Before everyone wants me thrown from a car into the path of a locomotive listen to what I have to say. Today I spent some time re-reading some of the threads here at Nursing Voices and noticed something that I had not noticed before. There seems to be a underlying tone that Middle Management (Nurse Managers/Supervisors) don't care about the day to day frustrations that the floor nurse goes through. The tone of some of the posts indicate that Middle Management's major concern is the budget, making them more Upper Management than the floor nurse thinks they should be.

First, I need to say that I am not Middle or Upper Management. I am straight-up a floor nurse. I am a floor nurse because that is what I choose to be. I don't think, for the most part, that I am Middle Management material because there are too many times that my mouth engages before it should. If you want an opinion on a specific problem, I have no problem giving it to you. You may not like what I have to say, but if you ask, I'm more than willing to tell you. This makes me "not so good" at being in the middle, which, in fact is where Middle Management is.

Middle Management are those nurses who are in between a rock and a hard place. They are suppose to be the staff nurse's advocate while being under the sometimes crushing thumb of Upper Management. Often times, it is Middle Management that takes the brunt of everyone's anger; from both the staff nurse and "the powers that be." While I think that Middle Management's heart is closer to the bedside than Upper Management, it is often hidden from the staff nurses view because of the controversial decisions that they, out of necessity, have to make.

If the truth be told, I would imagine that every Nurse Manager or Nursing Supervisor would like their departments to be staffed better than they are right now; but they walk a fine line between what they want and what reality has to offer. I have to admit, there are times when I don't make their job easier to do.
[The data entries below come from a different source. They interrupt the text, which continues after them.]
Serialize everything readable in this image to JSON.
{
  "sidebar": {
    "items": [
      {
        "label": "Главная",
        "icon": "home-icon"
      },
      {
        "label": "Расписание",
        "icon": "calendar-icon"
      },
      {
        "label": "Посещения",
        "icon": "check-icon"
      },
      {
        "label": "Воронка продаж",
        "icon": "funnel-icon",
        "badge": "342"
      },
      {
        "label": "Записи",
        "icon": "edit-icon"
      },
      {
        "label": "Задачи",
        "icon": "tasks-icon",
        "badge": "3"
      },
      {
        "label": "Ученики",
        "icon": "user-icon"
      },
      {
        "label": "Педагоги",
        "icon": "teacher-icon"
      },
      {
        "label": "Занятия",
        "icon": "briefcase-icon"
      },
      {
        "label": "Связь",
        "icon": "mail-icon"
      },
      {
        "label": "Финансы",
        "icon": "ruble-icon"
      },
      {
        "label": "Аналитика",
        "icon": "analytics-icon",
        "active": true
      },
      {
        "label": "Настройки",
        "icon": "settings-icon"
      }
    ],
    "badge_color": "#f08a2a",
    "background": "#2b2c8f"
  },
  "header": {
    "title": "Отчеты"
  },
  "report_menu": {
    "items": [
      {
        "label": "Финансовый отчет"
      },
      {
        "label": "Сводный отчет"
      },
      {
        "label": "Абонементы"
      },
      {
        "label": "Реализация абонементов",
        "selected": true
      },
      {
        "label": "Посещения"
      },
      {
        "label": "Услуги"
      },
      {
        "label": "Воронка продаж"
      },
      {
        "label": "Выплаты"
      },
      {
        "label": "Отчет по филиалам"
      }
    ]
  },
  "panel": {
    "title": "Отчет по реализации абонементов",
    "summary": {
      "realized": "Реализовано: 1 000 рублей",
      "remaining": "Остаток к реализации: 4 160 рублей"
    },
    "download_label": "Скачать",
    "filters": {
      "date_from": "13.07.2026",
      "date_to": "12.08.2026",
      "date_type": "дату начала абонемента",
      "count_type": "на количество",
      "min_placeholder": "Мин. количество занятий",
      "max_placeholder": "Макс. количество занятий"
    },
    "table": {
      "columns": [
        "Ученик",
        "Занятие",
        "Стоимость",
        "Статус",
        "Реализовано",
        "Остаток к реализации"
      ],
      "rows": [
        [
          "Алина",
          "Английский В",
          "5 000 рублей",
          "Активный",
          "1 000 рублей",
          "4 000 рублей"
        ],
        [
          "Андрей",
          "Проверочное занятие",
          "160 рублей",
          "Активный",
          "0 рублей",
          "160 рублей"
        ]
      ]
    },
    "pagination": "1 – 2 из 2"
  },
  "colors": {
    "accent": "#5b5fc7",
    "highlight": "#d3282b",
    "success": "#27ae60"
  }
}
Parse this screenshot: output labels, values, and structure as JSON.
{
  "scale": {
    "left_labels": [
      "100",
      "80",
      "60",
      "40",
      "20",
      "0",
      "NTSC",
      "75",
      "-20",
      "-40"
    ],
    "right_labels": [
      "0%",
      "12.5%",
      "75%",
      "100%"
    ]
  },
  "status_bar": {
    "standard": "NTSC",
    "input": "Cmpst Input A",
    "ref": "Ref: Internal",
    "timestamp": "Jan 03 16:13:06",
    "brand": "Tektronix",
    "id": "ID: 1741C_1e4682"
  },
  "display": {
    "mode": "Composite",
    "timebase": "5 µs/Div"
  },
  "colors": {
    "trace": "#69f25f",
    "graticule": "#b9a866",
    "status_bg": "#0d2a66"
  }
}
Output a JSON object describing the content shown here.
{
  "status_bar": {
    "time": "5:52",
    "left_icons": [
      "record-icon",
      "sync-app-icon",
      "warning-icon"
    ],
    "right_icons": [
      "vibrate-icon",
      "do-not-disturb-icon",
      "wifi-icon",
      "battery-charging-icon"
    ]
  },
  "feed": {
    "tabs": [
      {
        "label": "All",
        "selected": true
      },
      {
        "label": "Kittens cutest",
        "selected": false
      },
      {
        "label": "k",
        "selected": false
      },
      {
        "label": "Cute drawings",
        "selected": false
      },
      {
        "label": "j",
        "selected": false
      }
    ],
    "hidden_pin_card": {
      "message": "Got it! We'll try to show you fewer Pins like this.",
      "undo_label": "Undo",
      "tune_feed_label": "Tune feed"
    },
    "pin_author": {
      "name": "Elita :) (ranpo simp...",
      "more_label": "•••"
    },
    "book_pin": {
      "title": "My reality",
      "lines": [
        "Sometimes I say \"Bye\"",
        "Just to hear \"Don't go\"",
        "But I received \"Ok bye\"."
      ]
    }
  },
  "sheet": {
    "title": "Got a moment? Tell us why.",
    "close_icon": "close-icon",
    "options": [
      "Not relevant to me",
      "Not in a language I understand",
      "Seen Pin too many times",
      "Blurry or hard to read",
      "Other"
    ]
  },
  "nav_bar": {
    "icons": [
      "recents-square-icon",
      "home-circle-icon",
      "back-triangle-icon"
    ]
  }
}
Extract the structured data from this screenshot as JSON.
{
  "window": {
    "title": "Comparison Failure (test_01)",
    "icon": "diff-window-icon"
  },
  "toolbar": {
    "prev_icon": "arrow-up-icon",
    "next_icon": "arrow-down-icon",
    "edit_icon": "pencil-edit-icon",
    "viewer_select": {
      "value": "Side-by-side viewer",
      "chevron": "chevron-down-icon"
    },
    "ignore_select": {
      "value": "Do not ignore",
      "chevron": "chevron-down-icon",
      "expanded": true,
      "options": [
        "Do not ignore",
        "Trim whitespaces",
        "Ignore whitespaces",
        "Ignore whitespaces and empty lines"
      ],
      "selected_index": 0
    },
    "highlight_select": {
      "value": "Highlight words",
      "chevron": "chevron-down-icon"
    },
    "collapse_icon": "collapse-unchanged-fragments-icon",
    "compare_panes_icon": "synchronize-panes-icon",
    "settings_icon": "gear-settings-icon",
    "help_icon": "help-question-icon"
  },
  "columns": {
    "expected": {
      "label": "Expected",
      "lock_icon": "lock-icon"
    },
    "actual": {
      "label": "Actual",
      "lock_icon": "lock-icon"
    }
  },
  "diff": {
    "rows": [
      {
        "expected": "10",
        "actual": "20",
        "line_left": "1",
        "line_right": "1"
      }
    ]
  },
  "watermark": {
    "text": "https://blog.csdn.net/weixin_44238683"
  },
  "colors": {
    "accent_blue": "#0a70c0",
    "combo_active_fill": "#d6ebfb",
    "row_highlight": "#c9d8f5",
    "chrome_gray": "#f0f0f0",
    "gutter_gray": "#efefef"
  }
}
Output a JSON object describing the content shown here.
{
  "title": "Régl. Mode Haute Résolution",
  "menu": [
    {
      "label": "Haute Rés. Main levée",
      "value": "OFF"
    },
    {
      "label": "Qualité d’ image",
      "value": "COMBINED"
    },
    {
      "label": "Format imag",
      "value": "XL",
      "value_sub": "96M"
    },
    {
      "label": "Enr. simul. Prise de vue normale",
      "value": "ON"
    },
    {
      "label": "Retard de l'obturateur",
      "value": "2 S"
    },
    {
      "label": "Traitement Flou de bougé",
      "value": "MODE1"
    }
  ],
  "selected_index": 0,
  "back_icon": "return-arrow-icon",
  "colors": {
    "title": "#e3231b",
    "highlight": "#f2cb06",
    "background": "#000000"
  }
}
Often times I don't see the big picture, but only the small patient that lays before me. I am not the one that is held accountable for a budget or a nurse to patient ratio, but I may be the first one to voice my upset when I don't have the things I need to take care of my patients immediately at my disposal or I feel short staffed eventhough our "staffing pattern" is what it should be.

It seems that I have forgotten that Middle Management are nurses first and management second. They have the same compassion that I feel only from a different viewpoint. Upper Management is often times composed of administrators who have never spent time with a patient. They are not nurses but businessmen and women who are concerned with the "bottom line" of the business. For the nurse, the bottom line is the patient, for the businessman, the bottom line is the dollar.

I, for the most part, am very fortunate to have Middle Management who, if I stopped and looked at things from outside of my own little box, really care about our patients. It must frustrate them when their hands become tied and they are no longer able to give the staff nurse what she wants and needs to take care of the patients in a way the patient deserves.

So, to all of you Middle Management out there. I'd just like to say that I appreciate what you do and I'm sorry if I don't say it often enough. Forgive me when the only view I have is my own. I know you are right in the middle and by the mere fact that you are in the middle means that you are being squeezed by both sides.